The history of the Philippines is believed to begin with the arrival of the first humans in the Philippines by land bridges at least 30,000 years ago. The first recorded visit from the West is the arrival of Ferdinand Magellan on Homonhon Island, southeast of Samar on March 16, 1521. Permanent settlements in the island of Cebu were established with the expedition of Miguel López de Legazpi in 1565, and more settlements continued northward with the colonizers reaching the bay of Manila on the island of Luzon. In Manila they established a new town and thus began an era of Spanish colonization that lasted for more than three centuries.
The Philippine Revolution against Spain began in April of 1896, culminating two years later with a proclamation of independence and the establishment of the First Philippine Republic. However, the Treaty of Paris, at the end of the Spanish-American War, transferred control of the Philippines to the United States. U.S. colonial rule of the Philippines began in December 1899, with very limited local rule permitted beginning in 1905. Partial autonomy (commonwealth status) was granted in 1935, preparatory to a planned full independence from the United States in 1946. Preparation for a fully sovereign state was interrupted by the Japanese occupation of the islands during World War II.

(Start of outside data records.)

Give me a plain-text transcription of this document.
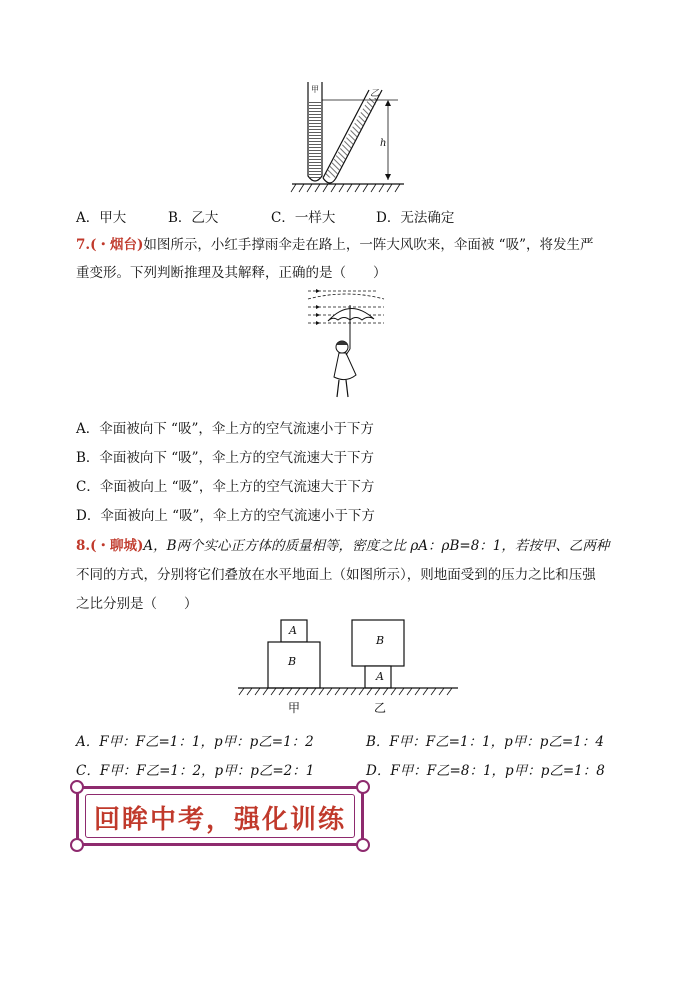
甲	乙
h
A．甲大	B．乙大	C．一样大	D．无法确定
7.(・烟台)如图所示，小红手撑雨伞走在路上，一阵大风吹来，伞面被 “吸”，将发生严
重变形。下列判断推理及其解释，正确的是（　　）
A．伞面被向下 “吸”，伞上方的空气流速小于下方
B．伞面被向下 “吸”，伞上方的空气流速大于下方
C．伞面被向上 “吸”，伞上方的空气流速大于下方
D．伞面被向上 “吸”，伞上方的空气流速小于下方
8.(・聊城)A，B两个实心正方体的质量相等，密度之比 ρA：ρB=8：1，若按甲、乙两种
不同的方式，分别将它们叠放在水平地面上（如图所示），则地面受到的压力之比和压强
之比分别是（　　）
A
B
B
A
甲	乙
A．F甲：F乙=1：1，p甲：p乙=1：2	B．F甲：F乙=1：1，p甲：p乙=1：4
C．F甲：F乙=1：2，p甲：p乙=2：1	D．F甲：F乙=8：1，p甲：p乙=1：8
回眸中考，强化训练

With a promising economy in the 1950s and 1960s, the Philippines in the late 1960s and early 1970s saw a rise of student activism and civil unrest against the corrupt dictatorship of President Ferdinand Marcos who declared martial law in 1972. Because of close ties between United States and President Marcos, the U.S. government continued to support Marcos even though his administration was well-known for massive corruption and extensive human rights abuse. The peaceful and bloodless 1986 EDSA Revolution, however, brought about the ousting of Marcos (who fled to Hawaii on board a U.S. military helicopter, where he was exiled until his death) and a return to democracy for the country. The period since then, however, has been marked by political instability and hampered economic productivity.